Sponsored by the UCLA Brain Mapping Center Faculty
The focus of these talks is on advancing the use of brain mapping methods in neuroscience with an emphasis on contemporary issues of neuroplasticity, neurodevelopment, and biomarker development in neuropsychiatric disease.
Hosted By: Shantanu Joshi, PhD, Neurology, UCLA
Nanthia Suthana, PhD Assistant Professor Psychiatry & Biobehavioral Sciences, Neurosurgery, and Psychology David Geffen School of Medicine at UCLA |
*Please note a change in this seminar's venue
Electrical stimulation has been successful in treating certain neurologic and psychiatric disorders with recent increased interest in its potential application for alleviating memory disorders. However, findings across stimulation studies of memory in humans have been inconclusive possibly due to difficulties in targeting relevant neural circuits within single subjects. High-resolution structural and functional magnetic resonance imaging methods provide an opportunity to individually tailor targeted treatment to memory related networks.
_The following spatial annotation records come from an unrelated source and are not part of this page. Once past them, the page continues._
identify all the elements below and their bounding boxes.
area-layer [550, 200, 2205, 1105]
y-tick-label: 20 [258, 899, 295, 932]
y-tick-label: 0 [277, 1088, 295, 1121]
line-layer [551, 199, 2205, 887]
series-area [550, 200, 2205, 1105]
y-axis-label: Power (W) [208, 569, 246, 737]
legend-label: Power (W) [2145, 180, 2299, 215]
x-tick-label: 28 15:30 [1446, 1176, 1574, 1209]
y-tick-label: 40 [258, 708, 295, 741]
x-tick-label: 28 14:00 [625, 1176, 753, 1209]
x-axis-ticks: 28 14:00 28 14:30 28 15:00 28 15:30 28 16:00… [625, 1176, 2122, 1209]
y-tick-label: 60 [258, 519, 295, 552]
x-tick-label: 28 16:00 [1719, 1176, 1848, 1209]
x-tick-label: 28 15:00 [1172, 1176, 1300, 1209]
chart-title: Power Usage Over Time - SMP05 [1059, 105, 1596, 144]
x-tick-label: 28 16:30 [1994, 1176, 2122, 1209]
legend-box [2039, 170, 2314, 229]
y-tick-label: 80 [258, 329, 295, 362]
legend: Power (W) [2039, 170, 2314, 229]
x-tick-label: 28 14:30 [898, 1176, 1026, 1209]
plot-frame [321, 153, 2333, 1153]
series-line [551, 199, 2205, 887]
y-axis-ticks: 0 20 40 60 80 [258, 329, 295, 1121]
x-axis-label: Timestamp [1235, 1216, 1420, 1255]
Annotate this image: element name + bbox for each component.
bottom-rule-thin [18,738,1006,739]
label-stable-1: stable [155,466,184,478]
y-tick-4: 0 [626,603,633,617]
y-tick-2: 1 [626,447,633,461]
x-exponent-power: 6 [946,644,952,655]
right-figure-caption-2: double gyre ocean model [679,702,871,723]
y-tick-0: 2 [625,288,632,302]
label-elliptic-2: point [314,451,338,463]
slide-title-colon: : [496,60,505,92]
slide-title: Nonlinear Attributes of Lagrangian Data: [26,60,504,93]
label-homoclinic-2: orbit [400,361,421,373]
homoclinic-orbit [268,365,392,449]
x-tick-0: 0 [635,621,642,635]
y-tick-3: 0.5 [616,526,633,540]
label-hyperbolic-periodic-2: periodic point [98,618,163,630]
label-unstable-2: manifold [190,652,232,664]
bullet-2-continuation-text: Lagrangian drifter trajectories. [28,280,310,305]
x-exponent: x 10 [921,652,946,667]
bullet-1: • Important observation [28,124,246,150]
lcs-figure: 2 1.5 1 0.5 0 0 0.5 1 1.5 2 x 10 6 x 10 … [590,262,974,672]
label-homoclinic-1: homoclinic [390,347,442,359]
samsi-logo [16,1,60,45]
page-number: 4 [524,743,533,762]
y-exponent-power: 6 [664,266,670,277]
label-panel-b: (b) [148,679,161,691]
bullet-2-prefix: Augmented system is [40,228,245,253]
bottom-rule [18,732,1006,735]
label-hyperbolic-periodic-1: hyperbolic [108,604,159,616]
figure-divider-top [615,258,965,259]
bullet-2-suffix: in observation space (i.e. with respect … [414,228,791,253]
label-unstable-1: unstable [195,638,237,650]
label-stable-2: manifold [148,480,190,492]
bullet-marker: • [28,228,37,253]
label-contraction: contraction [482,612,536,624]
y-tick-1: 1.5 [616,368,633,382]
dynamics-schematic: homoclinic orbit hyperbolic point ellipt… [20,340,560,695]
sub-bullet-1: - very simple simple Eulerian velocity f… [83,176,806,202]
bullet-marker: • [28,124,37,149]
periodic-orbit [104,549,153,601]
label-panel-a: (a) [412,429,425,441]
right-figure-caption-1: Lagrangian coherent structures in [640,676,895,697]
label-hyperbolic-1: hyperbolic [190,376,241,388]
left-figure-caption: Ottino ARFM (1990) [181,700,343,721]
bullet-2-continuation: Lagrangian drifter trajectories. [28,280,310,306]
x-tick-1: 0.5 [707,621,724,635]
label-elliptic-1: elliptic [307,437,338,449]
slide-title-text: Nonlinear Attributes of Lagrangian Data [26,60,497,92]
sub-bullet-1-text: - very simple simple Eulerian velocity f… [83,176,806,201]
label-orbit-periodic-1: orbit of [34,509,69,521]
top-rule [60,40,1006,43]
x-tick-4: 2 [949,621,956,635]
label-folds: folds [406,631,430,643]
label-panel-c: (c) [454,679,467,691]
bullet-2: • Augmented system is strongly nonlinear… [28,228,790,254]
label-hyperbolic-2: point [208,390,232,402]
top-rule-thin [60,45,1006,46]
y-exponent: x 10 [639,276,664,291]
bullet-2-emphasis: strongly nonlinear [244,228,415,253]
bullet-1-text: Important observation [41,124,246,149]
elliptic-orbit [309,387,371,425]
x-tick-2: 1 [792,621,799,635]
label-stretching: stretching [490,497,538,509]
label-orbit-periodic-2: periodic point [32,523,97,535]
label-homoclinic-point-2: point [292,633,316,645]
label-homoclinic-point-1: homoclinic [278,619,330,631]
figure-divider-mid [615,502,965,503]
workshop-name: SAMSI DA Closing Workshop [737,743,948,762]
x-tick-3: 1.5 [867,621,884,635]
I will present results from both invasive (i.e., deep brain stimulation) and non-invasive (i.e., transcranial magnetic stimulation) stimulation studies of hippocampal-related networks with the goal of improving episodic memory. Findings from these studies suggest that stimulation of afferent input to the hippocampus may be therapeutically effective for the modulation of memory encoding in humans.